Dava ve icra takibine değmeyecek derecede küçük alacakların tespiti açısından dava edilecek alacak için avukatlık ücreti, yargı harcı, notere yapılacak ödemeler ile posta giderleri toplamı dikkate alınarak tahmini bir dava maliyeti bulunacak ve bu tutar alacakla kıyaslanacaktır. Tahmini dava maliyetinin alacaktan daha büyük olması halinde, borçlunun noter vasıtasıyla protesto edilmesi veya borcun (3. kişilere ispat açısından kanaat verici belge olacak şekilde) bir yazı ile istenmesi ve protestonun ya da yazının muhatabına ulaşmış olması gerekmektedir.

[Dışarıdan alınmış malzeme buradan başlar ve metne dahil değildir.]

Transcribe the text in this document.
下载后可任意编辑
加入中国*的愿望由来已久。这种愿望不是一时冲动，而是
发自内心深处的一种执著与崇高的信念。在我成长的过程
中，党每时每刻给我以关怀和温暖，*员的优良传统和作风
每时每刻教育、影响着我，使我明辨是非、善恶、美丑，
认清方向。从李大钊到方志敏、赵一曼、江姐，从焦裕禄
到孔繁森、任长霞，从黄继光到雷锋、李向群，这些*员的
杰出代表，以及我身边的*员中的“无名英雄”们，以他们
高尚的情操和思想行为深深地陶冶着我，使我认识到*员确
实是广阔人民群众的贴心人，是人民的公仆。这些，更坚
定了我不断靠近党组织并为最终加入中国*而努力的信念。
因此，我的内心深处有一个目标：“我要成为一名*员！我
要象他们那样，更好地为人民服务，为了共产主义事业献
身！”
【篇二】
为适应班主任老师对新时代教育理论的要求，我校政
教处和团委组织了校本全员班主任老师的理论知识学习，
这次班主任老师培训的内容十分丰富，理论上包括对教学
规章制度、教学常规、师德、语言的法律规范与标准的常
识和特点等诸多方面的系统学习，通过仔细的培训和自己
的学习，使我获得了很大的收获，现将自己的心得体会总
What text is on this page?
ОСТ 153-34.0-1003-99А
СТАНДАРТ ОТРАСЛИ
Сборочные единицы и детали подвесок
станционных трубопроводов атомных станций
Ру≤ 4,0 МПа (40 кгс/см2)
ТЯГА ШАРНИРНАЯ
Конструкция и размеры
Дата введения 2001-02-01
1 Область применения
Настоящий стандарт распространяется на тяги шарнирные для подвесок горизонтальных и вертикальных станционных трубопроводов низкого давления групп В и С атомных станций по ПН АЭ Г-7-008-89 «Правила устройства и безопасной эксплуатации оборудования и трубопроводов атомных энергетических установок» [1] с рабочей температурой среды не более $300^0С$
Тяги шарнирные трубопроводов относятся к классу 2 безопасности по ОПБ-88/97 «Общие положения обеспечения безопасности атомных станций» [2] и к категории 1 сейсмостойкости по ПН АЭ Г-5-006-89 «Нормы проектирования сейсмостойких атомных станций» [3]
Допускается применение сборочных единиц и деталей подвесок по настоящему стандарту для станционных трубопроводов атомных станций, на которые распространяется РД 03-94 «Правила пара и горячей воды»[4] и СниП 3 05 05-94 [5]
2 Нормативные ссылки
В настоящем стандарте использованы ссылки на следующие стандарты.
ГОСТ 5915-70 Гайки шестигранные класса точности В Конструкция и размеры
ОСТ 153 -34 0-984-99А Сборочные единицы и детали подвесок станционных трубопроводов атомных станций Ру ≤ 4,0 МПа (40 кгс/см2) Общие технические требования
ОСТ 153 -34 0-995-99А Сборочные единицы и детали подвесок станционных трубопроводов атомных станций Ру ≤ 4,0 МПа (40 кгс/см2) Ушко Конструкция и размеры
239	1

Bahsi geçen madde hükmünden de anlaşılacağı üzere "yazı ile isteme" herhangi bir şekil şartına bağlanmamıştır. Bununla birlikte ilgili kanun metninde borcun istenilmesine ilişkin yazıların taahhütlü olarak gönderileceği hususunda hüküm bulunmamış olsa da, şüpheli alacak karşılığı ayırabilmek için "yazı ile borcun bir defadan fazla istenmesi" halinin tarafınızca tevsik edilebilmesi gerekmektedir.

Diğer taraftan, 213 sayılı Vergi Usul Kanununun 3 üncü maddesinin (B) bendinde, vergilendirmede vergiyi doğuran olay ve bu olaya ilişkin muamelelerin gerçek mahiyetinin esas olduğu, vergiyi doğuran olay ve bu olaya ilişkin muamelelerin gerçek mahiyetinin yemin hariç her türlü delille ispatlanabileceği belirtilmiştir.

Yukarıda belirtilen hüküm ve açıklamalardan da anlaşılacağı üzere dava ve icra takibine değmeyecek derecede küçük alacakların yazı ile istenmesi durumunda,
• Yazının farklı günlerde muhatabına bir defadan fazla ulaşmış olması,
• Yazının borçlunun kendisine veya hukuken teslim alabilecek şahıslara tebliğ edilmiş olması,
• Yazının kime ve hangi tarihte tebliğ edildiğini tevsik eden evrakın zamanaşımı süresince muhafaza edilmesi,
• Mezkur Kanunun 323 üncü maddesinin uygulamasına mahsus olması,
• Yazıların özel kargo şirketi vasıtasıyla gönderilmesinin posta mevzuatına aykırılık teşkil etmemesi,

şartıyla borçlu tarafından ödenmemiş bulunan dava ve icra takibine değmeyecek derecede küçük alacaklar için şüpheli alacak karşılığı ayrılması mümkün bulunmaktadır.
 
Türk Ticaret Kanunu’nun 87. maddesine göre iki kişinin herhangi bir hukuki sebep veya ilişkiden doğan alacaklarını teker teker ve ayrı ayrı istemekten karşılıklı olarak vazgeçip bunları kalem kalem alacak ve borç şekline çevirerek hesabın kesilmesinden sonra çıkacak artan tutarı isteyebileceklerine ilişkin sözleşmedir.

Sözleşme, yazılı yapılmadıkça geçerli olmamaktadır. En temel fonksiyonu, taraflar arasındaki nakdi ödemelerin ve takasların önüne geçmesidir. İş hayatında kolaylık sağlayan sözleşme, gereksiz para hareketlerini ortadan kaldırmaktadır.

Cari hesabın olabilmesi için en az iki taraf arasında alacak ve borç doğuran para, hizmet vs. değişiminin bulunması gerekmektedir. Tarafların bu çeşitli işlemlerden doğan borç ve alacaklarını bağımsız bir biçimde ödeme ve tahsil talebinden sözleşmede belirtilen süreye kadar vazgeçmiş olmaları da gereken koşullardandır.

Takası mümkün olmayan alacaklar, belirli bir sebeple sarfedilmek veya emre amade tutulmak üzere teslim olunan para ve mallardan doğan alacaklar ile önceden mevcut olan alacaklar cari hesaba geçirilememektedir.

Sözleşmenin olmaması durumunda hesap devresinin uzunluğu teamül ile belirlenmekte, bunun da olmaması halinde takvim yılı dikkate alınmaktadır.

Devre sonunda hesabın kapatılmasıyla ortaya çıkan bakiye, karşı tarafa gönderilir. Karşı taraf aldığı tarihten itibaren bir ay içinde itiraz etmezse bakiyeyi kabul etmiş sayılır. Ödeme cari hesap sözleşmesinin sonunda istenebilir. Cari hesap hakkında tüm her şeyi ben buradan öğrendim. Tavsiye ederim en azından merak ettiklerinizi öğrenebilirsiniz.